Apontando para as conclusões do relatório Draghi, destaca que, mesmo que a Europa seguisse uma trajetória de neutralidade carbónica total até 2050, o impacto global nas emissões seria limitado, uma vez que “teríamos apenas um impacto em cerca de 6% das emissões de óxido de carbono mundiais”. Por essa razão, defende que a estratégia deve ser ajustada com foco na competitividade e na eficiência.
Cibersegurança
Sobre a segurança das infraestruturas energéticas, a especialista reconhece avanços, mas sublinha a complexidade crescente dos riscos. “Nunca há um sistema ou uma solução que vai ficar rígida, porque os ataques estão sempre a tornar-se mais sofisticados.”
Vera Silva destaca a importância de preparar os sistemas elétricos não apenas para resistirem, mas para se reerguerem rapidamente. “Nós sabemos que na Flórida vai sempre haver um furacão que vai causar danos na rede elétrica. O que nós fazemos são imensas soluções para os gestores da rede [...] para conseguirem recomeçar e re-energizar a rede muito mais rápido”, afirmou.
Autonomia
Em matéria de autonomia energética europeia, Vera Silva mostra-se prudente, referindo que “nenhum continente, nenhum país é uma ilha”, afirmou. “A energia é mais vasta do que a eletricidade”, salienta, alertando para as dependências em áreas críticas como chips, eletrónica de potência ou metais essenciais. Sublinha ainda a necessidade de diversificação e reindustrialização.
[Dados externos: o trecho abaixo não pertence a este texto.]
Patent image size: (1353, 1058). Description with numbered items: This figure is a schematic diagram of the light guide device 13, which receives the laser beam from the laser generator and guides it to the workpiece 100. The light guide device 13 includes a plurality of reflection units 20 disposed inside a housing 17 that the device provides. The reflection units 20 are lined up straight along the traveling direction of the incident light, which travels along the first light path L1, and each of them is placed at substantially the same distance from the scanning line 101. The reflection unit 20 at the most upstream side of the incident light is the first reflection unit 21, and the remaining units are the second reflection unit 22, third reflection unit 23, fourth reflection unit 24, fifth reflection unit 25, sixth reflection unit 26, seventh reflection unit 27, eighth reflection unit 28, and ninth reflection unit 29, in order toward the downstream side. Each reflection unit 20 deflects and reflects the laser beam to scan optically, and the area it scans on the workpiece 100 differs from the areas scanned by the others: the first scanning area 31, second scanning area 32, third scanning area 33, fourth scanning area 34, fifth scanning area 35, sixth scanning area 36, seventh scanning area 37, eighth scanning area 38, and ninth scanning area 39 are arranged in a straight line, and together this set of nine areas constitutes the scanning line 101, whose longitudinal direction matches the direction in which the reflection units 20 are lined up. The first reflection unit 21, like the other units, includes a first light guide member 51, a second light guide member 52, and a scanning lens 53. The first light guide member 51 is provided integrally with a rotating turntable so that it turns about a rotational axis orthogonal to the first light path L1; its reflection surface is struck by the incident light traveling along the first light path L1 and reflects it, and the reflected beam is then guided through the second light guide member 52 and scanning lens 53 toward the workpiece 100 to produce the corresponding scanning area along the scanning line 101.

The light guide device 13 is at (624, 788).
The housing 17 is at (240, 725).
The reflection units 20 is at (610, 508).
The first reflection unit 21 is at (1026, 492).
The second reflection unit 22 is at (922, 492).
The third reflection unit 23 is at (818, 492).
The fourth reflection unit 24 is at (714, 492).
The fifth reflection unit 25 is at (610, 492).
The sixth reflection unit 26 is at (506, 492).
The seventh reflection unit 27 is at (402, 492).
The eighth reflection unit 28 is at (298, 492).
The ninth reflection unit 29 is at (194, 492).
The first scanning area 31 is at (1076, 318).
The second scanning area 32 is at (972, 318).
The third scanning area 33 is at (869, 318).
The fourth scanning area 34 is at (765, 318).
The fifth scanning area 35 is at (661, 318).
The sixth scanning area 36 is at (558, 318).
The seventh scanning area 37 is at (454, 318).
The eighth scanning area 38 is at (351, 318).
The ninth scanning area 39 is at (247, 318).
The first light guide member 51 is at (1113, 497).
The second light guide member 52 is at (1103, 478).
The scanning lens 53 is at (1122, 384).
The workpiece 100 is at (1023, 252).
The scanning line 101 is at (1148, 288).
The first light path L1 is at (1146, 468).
Quanto à energia nuclear, considera-a uma opção viável para alguns Estados-membros, mas difícil de justificar na Península Ibérica, nomeadamente em Portugal, onde há abundância de fontes alternativas.
Futuro
Sem alinhar em discursos apocalípticos, Vera Silva defende um debate “inteligente” e bem informado e não hesita em criticar algumas reações imediatas ao apagão, que classifica como precipitadas: “Foi efetivamente colocar imediatamente a questão da segurança energética ou da dependência de Espanha, o que não era o caso.”
No atual contexto, defende que “Portugal deve fazer valer o seu mix de energia de baixo carbono, que é valorizado ainda por várias empresas, nomeadamente, por exemplo, para desenvolver centros de dados e que nós chamamos as fábricas de inteligência artificial”.
Vera Silva considera que a previsibilidade do investimento na rede elétrica e a modernização da infraestrutura energética deveriam estar no topo da lista de prioridades políticas da próxima legislatura, uma vez que se “estamos a trazer novos consumos para a rede elétrica, temos de modernizar a rede”.
Esta engenheira portuguesa, que lidera uma equipa de 5000 engenheiros na General Electrics, a empresa fundada em 1892 por Thomas Edison - o norte-americano que aperfeiçoou a lâmpada e a tornou viável para a utilização doméstica -, afirma-se “extremamente otimista” quanto ao futuro, “principalmente depois da cimeira em Londres, em que os diferentes chefes de Estado partilharam uma visão que continua a ter os valores da Europa no coração dos nossos objetivos climáticos”.